Long passwords don’t have to be hard to remember, but they do need to be difficult for someone else to guess

hand resting on laptop Good passwords are not just any password that is long that has uppercase letters, lowercase letters, numbers and symbols. It should mean something to you but appear non-sensical to others. Ideally it is a string of characters that, if shown to another person for a couple seconds, would be nearly impossible for them to recall.
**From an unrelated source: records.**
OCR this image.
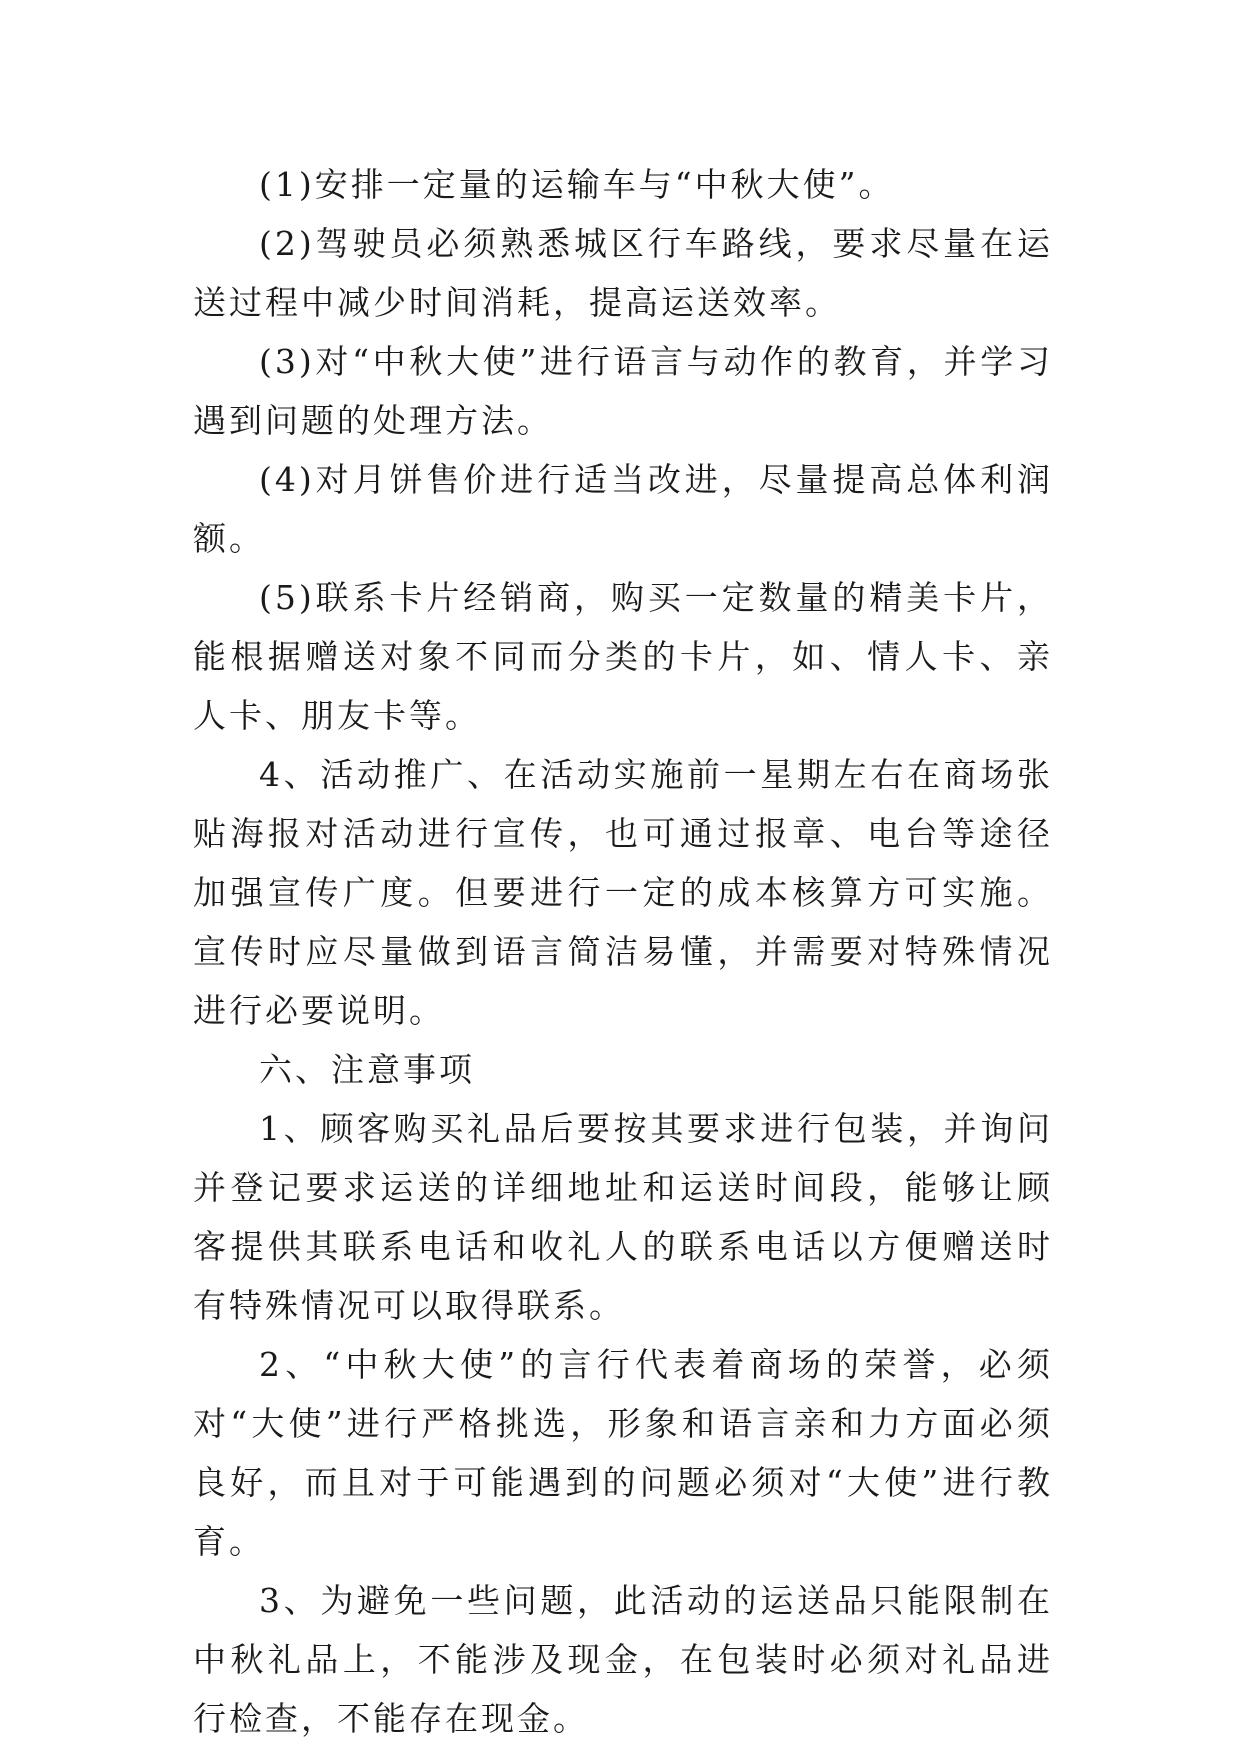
(1)安排一定量的运输车与“中秋大使”。

(2)驾驶员必须熟悉城区行车路线，要求尽量在运送过程中减少时间消耗，提高运送效率。

(3)对“中秋大使”进行语言与动作的教育，并学习遇到问题的处理方法。

(4)对月饼售价进行适当改进，尽量提高总体利润额。

(5)联系卡片经销商，购买一定数量的精美卡片，能根据赠送对象不同而分类的卡片，如、情人卡、亲人卡、朋友卡等。

4、活动推广、在活动实施前一星期左右在商场张贴海报对活动进行宣传，也可通过报章、电台等途径加强宣传广度。但要进行一定的成本核算方可实施。宣传时应尽量做到语言简洁易懂，并需要对特殊情况进行必要说明。

六、注意事项

1、顾客购买礼品后要按其要求进行包装，并询问并登记要求运送的详细地址和运送时间段，能够让顾客提供其联系电话和收礼人的联系电话以方便赠送时有特殊情况可以取得联系。

2、“中秋大使”的言行代表着商场的荣誉，必须对“大使”进行严格挑选，形象和语言亲和力方面必须良好，而且对于可能遇到的问题必须对“大使”进行教育。

3、为避免一些问题，此活动的运送品只能限制在中秋礼品上，不能涉及现金，在包装时必须对礼品进行检查，不能存在现金。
Tips for creating long, strong passwords

Do

  • Use a phrase with shortcuts, acronyms, or strings
    • 4Score&7yrsAgo four score and seven years ago - from the Gettysburg Address
    • 14A&A41dumaS one for all and all for 1 - from The Three Musketeers, by Dumas
    • Goatpotatolakebuspants - words that don't mean anything together in a string
  • Use passwords with common elements 
    • ABT2_uz_AMZ! - About to use Amazon
    • Pwrd4Acct-Fb - password for a Facebook account

Don't

  • Use common dictionary words: Password cracking programs use dictionary lists to easily guess words in a password.
  • Make it too personal: If you put information on social media that you use in your password, a hacker will find it.
  • Make it too easy: A password like B@seba11is actually easy to guess. It’s too short and uses a dictionary word with common substitutions.
  • Make it long, but not strong: A password like House12345678 is never a good password.
  • Use a common pattern: Patterns like House1, House1234, or !House! are patterns hackers look for. 

Keep your online accounts safe

Keep your passwords on the down-low: Don’t write down your passwords and don’t share them with anyone.

Use a Password Manager: The simplest way to create, remember and use strong passwords is with a password manager.

Unique account, unique password: Make sure all your accounts have unique passwords to protect you in the event of a breach.

Double your login protection: Enable multi-factor authentication (MFA) to ensure that the only person who has access to your account is you.